BİR BİLEN’İN DİLİNDEN TİRE GERÇEKLERİ (2 )

CHP ‘MİLLİ DUYGULARI  KUVVETLİ  İNSANLARA  NİÇİN  TAHAMMÜL  EDEMİYOR?

Ş.B. : Sizin 2011 yılı genel seçimler döneminde CHP’den ihraç edildiğinizi biliyoruz. Bu konuda neler söylemek istersiniz?

İsmet Bozdağ: Doğru. Ben 2011 yılı genel seçimler döneminde ADD genel başkanı sayın Tansel Çölaşan’ın “Mili Hükümet- Milli Meclis” söylemiyle hayat bulan “Cumhuriyet Güç Birliği” projesine destek oldum. CHP tarafından kabul görmeyen bu projeyi Türkiye’yi birleştirecek ülkenin birliğini ve  milletin tekliğini savunan bir milli hükümet programı olduğuna inandım. Bu nedenle Cumhuriyet Güç Birliği projesi bağımsız adayına oy verdim. Bu desteğimi açıkça sürdürdüğüm için CHP ilçe teşkilatının hazırladığı dosya gereği yazılı ya da sözlü savunmam dahi alınmadan ihraç edildim. Bugün de bu davranışımın ne kadar haklı olduğu düşüncesindeyim. Asla pişmanlık duymuyorum. Çünkü bu proje başarıya ulaşmış olsaydı Amerikancı kumpaslarla ceza evlerinde tıkılan vatansever aydınlarımız, gazetecilerimiz, bilim insanlarımız ve askerlerimiz ceza evleri yerine milletin meclisinde olacaktı. İşte o günden sonra belediye meclisinde görevimi bağımsız üye olarak sürdürüyorum.

Ş.B. : Bağımsız meclis üyesi olarak göreviniz sırasında belediye başkanlığınca yapılmak istenen bazı işlerde ; örneğin otopark ihalesi, eczane yerlerinin satışı, perakendeci hali yerine iş merkezi yapımı dahil bazı konularda başkana ve CHP’li eski meclis üyesi arkadaşlarınızın kararları ile ters düştüğünüzü gördük. Hatta bunların bazılarını yargıya bile taşıdınız. Biraz da bunlardan bahseder misiniz?

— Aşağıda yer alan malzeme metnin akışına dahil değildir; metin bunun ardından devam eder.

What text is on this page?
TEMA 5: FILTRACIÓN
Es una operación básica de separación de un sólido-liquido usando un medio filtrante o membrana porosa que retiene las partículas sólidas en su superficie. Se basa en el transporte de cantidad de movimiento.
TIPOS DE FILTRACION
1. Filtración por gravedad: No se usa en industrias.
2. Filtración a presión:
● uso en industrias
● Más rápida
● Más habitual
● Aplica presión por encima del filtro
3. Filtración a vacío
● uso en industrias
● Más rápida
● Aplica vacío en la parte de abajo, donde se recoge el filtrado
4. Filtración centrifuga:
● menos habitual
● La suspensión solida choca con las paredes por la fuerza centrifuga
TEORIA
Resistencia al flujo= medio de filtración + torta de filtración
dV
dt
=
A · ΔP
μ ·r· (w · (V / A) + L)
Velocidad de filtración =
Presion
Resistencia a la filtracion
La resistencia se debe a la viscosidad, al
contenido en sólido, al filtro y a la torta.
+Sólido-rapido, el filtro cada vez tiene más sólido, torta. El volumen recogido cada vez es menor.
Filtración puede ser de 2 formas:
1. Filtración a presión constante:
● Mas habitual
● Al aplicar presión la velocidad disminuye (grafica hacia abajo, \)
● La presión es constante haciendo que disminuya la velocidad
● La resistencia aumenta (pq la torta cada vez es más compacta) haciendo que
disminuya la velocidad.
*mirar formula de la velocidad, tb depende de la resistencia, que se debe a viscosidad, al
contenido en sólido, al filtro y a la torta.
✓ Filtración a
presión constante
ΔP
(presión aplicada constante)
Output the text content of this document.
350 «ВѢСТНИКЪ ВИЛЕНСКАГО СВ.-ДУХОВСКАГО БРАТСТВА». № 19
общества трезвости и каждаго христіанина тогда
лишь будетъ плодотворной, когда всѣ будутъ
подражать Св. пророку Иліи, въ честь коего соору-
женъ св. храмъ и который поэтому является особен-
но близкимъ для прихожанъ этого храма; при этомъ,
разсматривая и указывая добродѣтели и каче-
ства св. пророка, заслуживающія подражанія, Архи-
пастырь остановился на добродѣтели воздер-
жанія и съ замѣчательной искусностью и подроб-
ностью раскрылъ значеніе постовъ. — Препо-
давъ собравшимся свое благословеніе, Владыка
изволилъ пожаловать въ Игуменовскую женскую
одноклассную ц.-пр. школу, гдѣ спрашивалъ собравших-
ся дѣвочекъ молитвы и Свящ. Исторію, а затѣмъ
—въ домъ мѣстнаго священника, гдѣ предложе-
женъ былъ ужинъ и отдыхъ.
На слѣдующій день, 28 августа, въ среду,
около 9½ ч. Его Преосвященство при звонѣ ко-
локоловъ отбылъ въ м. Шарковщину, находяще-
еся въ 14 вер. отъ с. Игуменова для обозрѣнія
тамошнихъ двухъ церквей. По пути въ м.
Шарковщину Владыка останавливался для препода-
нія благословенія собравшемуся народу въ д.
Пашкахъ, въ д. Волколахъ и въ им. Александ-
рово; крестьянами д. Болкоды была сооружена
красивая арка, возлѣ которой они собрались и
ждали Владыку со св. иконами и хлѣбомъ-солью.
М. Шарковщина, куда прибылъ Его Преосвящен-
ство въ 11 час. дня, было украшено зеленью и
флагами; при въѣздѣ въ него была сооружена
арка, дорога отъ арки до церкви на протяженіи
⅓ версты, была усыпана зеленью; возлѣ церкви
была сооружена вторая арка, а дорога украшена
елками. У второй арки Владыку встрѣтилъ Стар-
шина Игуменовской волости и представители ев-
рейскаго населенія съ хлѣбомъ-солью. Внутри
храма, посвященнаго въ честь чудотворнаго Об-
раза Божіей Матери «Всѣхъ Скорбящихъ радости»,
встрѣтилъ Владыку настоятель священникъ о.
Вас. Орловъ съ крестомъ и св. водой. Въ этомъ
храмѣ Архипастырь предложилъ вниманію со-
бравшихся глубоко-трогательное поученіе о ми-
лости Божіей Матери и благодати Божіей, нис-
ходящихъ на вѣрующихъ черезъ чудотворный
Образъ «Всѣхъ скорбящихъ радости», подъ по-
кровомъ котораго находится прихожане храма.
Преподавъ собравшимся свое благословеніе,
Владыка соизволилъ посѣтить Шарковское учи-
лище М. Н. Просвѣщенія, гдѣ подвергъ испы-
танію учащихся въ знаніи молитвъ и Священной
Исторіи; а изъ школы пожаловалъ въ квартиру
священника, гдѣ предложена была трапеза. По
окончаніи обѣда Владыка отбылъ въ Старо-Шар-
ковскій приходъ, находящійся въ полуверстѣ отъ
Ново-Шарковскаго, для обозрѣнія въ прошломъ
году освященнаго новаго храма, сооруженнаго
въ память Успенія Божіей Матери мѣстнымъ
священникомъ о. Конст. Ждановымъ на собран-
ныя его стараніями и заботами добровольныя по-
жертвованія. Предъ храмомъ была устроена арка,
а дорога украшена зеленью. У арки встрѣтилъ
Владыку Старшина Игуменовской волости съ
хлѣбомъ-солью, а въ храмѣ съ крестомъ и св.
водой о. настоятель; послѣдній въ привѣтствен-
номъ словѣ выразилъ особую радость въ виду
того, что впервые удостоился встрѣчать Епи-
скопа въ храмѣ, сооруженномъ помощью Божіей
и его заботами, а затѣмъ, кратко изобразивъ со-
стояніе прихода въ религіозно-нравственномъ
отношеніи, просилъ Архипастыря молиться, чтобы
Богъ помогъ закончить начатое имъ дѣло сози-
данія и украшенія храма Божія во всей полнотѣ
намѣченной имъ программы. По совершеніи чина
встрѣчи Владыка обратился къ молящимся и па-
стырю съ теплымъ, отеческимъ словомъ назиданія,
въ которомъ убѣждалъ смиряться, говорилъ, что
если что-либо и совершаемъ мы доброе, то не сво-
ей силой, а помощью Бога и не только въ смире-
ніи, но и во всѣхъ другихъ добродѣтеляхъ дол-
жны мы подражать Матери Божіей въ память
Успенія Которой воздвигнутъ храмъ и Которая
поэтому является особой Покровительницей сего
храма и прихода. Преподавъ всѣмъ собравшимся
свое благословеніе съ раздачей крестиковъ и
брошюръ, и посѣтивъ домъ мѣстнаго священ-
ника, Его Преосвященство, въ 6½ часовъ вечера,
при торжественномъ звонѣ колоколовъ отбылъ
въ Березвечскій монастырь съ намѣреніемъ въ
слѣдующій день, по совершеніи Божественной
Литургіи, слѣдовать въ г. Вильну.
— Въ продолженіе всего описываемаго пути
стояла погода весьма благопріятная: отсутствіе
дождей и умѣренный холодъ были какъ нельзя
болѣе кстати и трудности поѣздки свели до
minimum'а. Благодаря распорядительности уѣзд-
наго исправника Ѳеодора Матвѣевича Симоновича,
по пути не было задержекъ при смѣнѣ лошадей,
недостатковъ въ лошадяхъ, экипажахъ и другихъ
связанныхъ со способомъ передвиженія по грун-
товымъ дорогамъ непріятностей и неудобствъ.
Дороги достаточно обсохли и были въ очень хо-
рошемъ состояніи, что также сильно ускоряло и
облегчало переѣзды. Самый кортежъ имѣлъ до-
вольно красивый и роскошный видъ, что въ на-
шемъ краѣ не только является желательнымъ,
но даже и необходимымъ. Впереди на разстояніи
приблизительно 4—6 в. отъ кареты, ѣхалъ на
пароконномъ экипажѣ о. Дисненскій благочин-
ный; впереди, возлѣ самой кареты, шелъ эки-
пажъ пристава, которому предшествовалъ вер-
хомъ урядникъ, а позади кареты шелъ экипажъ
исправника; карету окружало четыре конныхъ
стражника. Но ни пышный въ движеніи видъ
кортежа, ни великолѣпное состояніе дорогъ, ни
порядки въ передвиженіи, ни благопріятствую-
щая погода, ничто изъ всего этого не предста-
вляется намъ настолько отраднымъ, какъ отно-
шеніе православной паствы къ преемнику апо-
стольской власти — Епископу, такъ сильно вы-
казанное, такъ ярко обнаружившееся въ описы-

İsmet Bozdağ: Gerçekten içerikli bir soru sordunuz. Öyleyse sabırla ve dikkatle dinlemelisiniz. Belediye meclis üyeliğimin ilk yılı idi. Belediye başkanı yetkisi olmadığı halde encümen kararıyla otopark ihalesi adı altında şehrin cadde ve sokaklarında paralı otopark uygulamasına başladı. Oysa bu konu encümen değil, belediye meclisinin yetkisindeydi. Meclis kararı olmadan bu uygulanamazdı. Bu aymazlık yetmezmiş gibi üstüne üstlük bu ihaleyi meclis üyesi Ahmet Küçükler’e verdi. Oysa 5393 sayılı yasa gereği bırakın görevdeki meclis üyesini meclis görevi bitiminden sonra 2 yıl müddetle belediye meclis üyeleri belediye ihalelerine katılamaz. İhaleyi alan bu meclis üyesi arkadaş da aldığı ihaleyi Tirespor’a gelir sağlayacak gerekçesi ile alt taşeron bir başkasına devretmiştir. Bir de baktık ki bir gün şehrin cadde ve sokaklarında üzerlerinde Tire Belediyesi logolu kıyafetle bir takım gençler ellerindeki vergi usul kanununa aykırı basılmış biletlerle otopark parası diye adeta deli dumrul vergisi topluyorlar. Bunu başkana CHP grubu olarak ikaz ettiğimizde bize kendinden emin şekilde :

-          “Ben yaparım, siz arkadan gelirsiniz” gibi kanuna ve yönetmeliğe uymayan keyfi açıklamalar yapmıştı. Sonuçta ne mi oldu? İş ayyuka çıkınca konu encümen yerine belediye meclis gündemine getirildi ve yukarıda bahsettiğim gibi kanunun ön gördüğü şekilde ihaleye çıktı. Hoş, bu ihaleyi alan firma ile de sağlıklı bir otopark uygulaması yapılamadı ve ihale süresinden önce konu mahkemeye düşen bir şekilde sonlandı. Sonuç tam bir fiyasko olduğundan şehrin otopark durumu bugün rezalet durumdadır.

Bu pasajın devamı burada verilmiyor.